You already mentioned, the heater has plenty of power, so all the talk about the bowl doesn't really play a part unless the goal is to drop temps down further. :rockon:
 

invertedisdead

PHASE3
Manufacturer
You already mentioned, the heater has plenty of power, so all the talk about the bowl doesn't really play a part unless the goal is to drop temps down further. :rockon:

:cheers: I want to get another 20mm prototype and configure it the same as my current setup and see where the controller temps end up at. The numbers are kinda arbitrary, but I feel like it at least proves the efficiency of the heater design. Many vaporizers on the market are so inefficient they have to heat to well over a thousand degrees with glowing hot heaters to make convection vapor. If this vape makes great vapor in the 500-600F range on the controller - and that's the coil temperature, so that should be the hottest part of the whole vape, then I'll feel pretty stoked/stoned :spliff:

What if you were to reverse the gender on the heater and use a male to male adapter as the bowl?

I have considered that, would have to adjust the design a bit as the 20mm coil doesn't fit over the female joint, but it could be done - I just wonder if the load would be too close to the heater in that configuration like some stem based convection portables.



Damn... Earthquake just hit SoCal right now, surprised the shit out of me, thought I was really high for a second... :mmmm:






(...I probably was)
 

invertedisdead

PHASE3
Manufacturer
I think you could turn down the heat if the bowl was closer maybe ?

Probably; but I like how the female jointed bowl looks and feels more like a traditional pipe bowl. :sherlock:

I didn't feel anything here, so I'm pretty sure you're just really high. :spliff:

:peace:

It was like a 4.6 but I never, ever feel them so it tripped me out :science:

It is Friday though... :smug:



... I'm social distancing my vape hits 6 minutes apart :spliff:
 

invertedisdead

PHASE3
Manufacturer
Been doing a lot of reading and vapor geeking; found this pretty interesting.

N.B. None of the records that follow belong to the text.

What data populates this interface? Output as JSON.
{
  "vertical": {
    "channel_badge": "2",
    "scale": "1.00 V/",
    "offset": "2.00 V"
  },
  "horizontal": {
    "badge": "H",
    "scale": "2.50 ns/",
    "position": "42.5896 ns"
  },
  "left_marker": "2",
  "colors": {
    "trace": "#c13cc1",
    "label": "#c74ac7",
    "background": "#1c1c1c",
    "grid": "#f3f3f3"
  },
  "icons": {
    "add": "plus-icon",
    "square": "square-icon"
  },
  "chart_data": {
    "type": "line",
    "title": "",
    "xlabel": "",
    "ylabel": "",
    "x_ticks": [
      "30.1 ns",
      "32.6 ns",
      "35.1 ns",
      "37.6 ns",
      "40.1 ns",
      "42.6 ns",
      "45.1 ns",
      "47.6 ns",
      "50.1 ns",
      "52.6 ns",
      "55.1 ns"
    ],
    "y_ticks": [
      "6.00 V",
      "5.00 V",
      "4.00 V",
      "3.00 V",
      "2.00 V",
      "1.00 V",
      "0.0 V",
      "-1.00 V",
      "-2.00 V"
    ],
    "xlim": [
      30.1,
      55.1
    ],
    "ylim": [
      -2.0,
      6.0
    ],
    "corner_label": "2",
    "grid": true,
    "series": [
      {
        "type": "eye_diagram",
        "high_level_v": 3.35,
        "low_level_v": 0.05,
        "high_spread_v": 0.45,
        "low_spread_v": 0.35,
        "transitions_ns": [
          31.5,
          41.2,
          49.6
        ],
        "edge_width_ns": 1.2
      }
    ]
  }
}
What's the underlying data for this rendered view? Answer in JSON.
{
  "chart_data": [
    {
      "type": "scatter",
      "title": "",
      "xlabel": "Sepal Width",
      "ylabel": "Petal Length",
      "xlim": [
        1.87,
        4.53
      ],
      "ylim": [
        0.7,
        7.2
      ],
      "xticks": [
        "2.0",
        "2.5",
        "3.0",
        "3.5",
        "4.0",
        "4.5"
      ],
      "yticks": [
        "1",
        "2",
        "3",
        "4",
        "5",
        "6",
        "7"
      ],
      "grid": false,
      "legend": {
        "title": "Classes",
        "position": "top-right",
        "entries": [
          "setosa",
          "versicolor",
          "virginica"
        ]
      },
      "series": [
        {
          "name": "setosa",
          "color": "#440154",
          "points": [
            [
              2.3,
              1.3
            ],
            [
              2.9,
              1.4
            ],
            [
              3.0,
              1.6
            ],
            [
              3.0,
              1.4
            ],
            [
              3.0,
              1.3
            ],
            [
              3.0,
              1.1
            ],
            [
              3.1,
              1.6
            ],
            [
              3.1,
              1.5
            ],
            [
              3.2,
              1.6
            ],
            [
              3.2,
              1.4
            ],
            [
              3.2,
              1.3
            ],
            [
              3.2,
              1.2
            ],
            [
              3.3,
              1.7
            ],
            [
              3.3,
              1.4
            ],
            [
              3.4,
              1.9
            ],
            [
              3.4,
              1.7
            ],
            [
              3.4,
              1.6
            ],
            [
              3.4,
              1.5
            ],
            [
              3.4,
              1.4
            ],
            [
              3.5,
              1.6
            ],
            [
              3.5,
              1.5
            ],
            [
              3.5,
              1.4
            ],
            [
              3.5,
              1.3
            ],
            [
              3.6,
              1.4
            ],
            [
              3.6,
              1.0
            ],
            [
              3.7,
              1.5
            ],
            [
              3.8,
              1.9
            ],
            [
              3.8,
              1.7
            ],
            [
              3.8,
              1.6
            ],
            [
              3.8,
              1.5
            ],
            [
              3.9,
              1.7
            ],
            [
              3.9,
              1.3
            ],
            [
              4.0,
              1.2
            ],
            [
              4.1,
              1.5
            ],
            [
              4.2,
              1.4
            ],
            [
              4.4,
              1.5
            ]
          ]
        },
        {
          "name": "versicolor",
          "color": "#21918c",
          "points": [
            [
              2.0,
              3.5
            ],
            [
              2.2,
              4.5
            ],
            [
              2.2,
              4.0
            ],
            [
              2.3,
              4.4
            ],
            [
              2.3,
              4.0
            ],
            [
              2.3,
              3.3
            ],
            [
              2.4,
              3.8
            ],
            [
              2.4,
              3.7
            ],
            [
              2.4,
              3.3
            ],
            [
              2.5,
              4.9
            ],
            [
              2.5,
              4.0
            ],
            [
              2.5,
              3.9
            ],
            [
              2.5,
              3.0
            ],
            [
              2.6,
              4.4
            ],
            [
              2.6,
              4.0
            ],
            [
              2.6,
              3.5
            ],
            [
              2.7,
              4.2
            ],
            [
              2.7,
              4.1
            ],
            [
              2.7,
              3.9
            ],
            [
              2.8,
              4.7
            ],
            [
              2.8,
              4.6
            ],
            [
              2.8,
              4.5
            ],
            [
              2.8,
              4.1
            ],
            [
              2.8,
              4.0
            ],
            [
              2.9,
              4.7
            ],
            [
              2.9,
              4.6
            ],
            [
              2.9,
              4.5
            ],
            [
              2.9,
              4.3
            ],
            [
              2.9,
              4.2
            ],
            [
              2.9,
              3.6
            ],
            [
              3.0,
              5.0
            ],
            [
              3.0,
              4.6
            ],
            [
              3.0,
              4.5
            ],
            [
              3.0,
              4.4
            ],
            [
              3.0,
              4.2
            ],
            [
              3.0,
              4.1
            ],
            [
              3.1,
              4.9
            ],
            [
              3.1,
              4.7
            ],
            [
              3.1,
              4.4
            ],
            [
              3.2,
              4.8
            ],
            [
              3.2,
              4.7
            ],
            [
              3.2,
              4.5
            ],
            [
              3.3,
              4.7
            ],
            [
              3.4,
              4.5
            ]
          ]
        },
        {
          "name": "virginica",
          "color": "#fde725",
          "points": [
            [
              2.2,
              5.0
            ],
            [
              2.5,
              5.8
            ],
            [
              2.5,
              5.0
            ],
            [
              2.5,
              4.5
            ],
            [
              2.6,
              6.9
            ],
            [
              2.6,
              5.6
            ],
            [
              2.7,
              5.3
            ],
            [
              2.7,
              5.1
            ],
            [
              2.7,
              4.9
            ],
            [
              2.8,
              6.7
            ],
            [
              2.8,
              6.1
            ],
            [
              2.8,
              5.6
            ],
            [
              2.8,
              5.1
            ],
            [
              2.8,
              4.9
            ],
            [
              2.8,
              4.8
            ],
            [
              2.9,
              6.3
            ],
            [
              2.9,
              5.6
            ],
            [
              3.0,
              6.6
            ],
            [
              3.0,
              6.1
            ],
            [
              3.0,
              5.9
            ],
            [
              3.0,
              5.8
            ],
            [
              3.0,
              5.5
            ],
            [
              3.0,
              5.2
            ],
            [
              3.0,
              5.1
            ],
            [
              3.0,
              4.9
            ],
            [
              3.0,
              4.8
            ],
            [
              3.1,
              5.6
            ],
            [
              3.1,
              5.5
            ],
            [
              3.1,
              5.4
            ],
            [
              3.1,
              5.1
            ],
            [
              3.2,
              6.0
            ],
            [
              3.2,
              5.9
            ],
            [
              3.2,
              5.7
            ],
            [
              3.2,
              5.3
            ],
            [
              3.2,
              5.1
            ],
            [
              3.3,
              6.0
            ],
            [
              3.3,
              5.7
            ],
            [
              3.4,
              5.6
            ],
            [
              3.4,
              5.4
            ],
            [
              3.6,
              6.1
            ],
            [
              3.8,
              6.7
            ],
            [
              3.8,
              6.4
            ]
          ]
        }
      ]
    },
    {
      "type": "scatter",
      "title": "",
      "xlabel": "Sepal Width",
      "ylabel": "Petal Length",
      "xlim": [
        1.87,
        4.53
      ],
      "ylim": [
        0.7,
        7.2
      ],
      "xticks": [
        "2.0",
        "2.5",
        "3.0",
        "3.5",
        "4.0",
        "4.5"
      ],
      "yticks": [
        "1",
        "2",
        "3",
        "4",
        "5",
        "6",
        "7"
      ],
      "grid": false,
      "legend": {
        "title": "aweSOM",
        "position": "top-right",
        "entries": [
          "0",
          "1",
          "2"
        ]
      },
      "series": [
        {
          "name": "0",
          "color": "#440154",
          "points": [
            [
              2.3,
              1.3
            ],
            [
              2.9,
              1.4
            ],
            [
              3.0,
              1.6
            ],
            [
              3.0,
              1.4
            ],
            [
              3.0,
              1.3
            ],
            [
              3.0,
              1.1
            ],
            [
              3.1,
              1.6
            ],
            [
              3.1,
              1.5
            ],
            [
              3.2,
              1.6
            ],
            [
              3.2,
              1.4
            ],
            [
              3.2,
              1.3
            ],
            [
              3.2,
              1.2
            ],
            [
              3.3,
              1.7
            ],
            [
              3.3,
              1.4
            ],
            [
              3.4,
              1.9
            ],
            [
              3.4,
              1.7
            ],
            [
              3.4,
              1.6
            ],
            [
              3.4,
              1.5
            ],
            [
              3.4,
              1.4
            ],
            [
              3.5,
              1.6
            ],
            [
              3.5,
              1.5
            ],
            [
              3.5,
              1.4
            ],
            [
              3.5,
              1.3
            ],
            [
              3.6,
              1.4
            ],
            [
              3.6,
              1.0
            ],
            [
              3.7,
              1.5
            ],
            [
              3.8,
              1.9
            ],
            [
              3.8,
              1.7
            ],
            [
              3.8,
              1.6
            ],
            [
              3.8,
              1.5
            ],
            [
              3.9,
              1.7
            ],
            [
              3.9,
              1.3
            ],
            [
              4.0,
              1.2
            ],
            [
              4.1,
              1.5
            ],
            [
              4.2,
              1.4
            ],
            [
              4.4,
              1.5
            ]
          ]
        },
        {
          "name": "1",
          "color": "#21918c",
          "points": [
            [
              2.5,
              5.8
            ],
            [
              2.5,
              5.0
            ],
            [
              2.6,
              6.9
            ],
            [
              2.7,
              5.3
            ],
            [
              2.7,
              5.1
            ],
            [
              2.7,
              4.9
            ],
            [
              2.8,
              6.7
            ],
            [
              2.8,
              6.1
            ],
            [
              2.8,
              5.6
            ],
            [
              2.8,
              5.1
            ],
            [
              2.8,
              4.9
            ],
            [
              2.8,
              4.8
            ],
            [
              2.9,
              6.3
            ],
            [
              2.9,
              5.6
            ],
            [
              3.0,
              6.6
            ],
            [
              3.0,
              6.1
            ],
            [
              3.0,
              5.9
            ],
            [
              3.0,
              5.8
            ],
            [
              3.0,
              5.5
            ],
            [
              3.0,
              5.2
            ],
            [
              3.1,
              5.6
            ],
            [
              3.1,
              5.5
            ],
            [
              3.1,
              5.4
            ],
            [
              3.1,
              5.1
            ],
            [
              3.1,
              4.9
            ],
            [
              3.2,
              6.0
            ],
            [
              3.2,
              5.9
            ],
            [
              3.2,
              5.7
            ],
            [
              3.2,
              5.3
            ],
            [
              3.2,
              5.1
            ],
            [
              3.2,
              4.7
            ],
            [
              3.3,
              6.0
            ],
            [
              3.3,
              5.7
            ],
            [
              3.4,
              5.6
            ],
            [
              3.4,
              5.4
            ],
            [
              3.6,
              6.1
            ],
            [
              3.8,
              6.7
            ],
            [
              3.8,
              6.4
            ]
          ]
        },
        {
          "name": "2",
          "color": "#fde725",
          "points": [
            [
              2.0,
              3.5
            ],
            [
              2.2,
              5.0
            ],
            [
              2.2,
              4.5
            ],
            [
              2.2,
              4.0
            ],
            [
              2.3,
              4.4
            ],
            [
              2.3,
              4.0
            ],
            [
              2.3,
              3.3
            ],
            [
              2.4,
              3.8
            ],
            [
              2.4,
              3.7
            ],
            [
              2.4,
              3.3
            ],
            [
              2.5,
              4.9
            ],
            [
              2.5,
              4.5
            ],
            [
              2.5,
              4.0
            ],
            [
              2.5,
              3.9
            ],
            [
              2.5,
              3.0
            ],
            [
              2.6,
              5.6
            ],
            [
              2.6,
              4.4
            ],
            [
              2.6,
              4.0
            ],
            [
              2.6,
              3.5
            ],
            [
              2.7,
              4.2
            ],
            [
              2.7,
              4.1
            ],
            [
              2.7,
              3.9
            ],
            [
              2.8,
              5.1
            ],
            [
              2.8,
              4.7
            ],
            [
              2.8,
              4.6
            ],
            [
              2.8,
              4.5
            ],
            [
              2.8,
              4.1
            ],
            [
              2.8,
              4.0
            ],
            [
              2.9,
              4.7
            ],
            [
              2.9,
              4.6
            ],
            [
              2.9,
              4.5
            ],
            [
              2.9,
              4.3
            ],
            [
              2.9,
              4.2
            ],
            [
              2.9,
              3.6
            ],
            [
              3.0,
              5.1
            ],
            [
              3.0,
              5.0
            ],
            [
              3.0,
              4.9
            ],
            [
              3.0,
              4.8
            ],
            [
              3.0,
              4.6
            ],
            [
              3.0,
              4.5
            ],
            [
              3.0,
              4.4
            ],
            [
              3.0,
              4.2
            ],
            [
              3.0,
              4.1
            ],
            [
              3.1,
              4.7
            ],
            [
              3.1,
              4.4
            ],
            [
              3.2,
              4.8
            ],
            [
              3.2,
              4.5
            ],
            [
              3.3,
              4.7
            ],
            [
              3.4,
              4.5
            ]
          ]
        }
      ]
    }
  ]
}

"An electronic cigarette can be used to simulate and substitute for tobacco smoking. However, electronic cigarettes can create aerosol particles in a size range too small to gravitationally settle in the alveoli of the deep lung. As a result, little or no nicotine delivered by an electronic cigarette can enter the circulatory system. Some nicotine delivered by an electronic cigarette can be slowly absorbed through the gastrointestinal (GI) tract and the buccal tissues of mouth and throat. The pharmacokinetics of nicotine delivered via electronic cigarettes can be much slower than the pharmacokinetics of nicotine delivered by smoked cigarettes; as such, electronic cigarettes can be ineffective in treating acute nicotine cravings."

"The aerosol generating devices provided herein can generate aerosol particles with sizes optimal for deep lung delivery by controlling the linear flow rate for a carrier gas (e.g., air) over a heater element within a device provided herein, wherein a substrate (e.g., liquid nicotine solution) is vaporized upon delivery to or onto the heater element. The linear flow rate for a carrier gas (e.g., air) over the heater upon vaporization of the substrate (e.g., liquid nicotine solution) affects the particle size of the aerosol particles produced by vapor condensation, with more rapid flow rates dilute the vapor such that it condenses into smaller particles. In other words the particle size distribution of the aerosol can be determined by the concentration of the substrate vapor during condensation. This vapor concentration can, in turn, be determined by the extent to which flow of carrier gas (e.g., air) over the surface of the heater element dilutes the vaporized substrate (e.g. liquid nicotine solution). To achieve smaller or larger particles, the flow rate of a carrier gas (e.g., air) through an aerosol generation region of the device comprising the heater element can be altered by (i) modifying (increase or decrease) flow rate through the use of a valve, and/or (ii) modifying the cross-sectional area of the region of the device comprising the heater element (e.g., aerosol generation region) to increase or decrease linear carrier gas (e.g., air) velocity for a given volumetric flow rate."

This is what adjusting the pearl size does, it modifies the flow rate.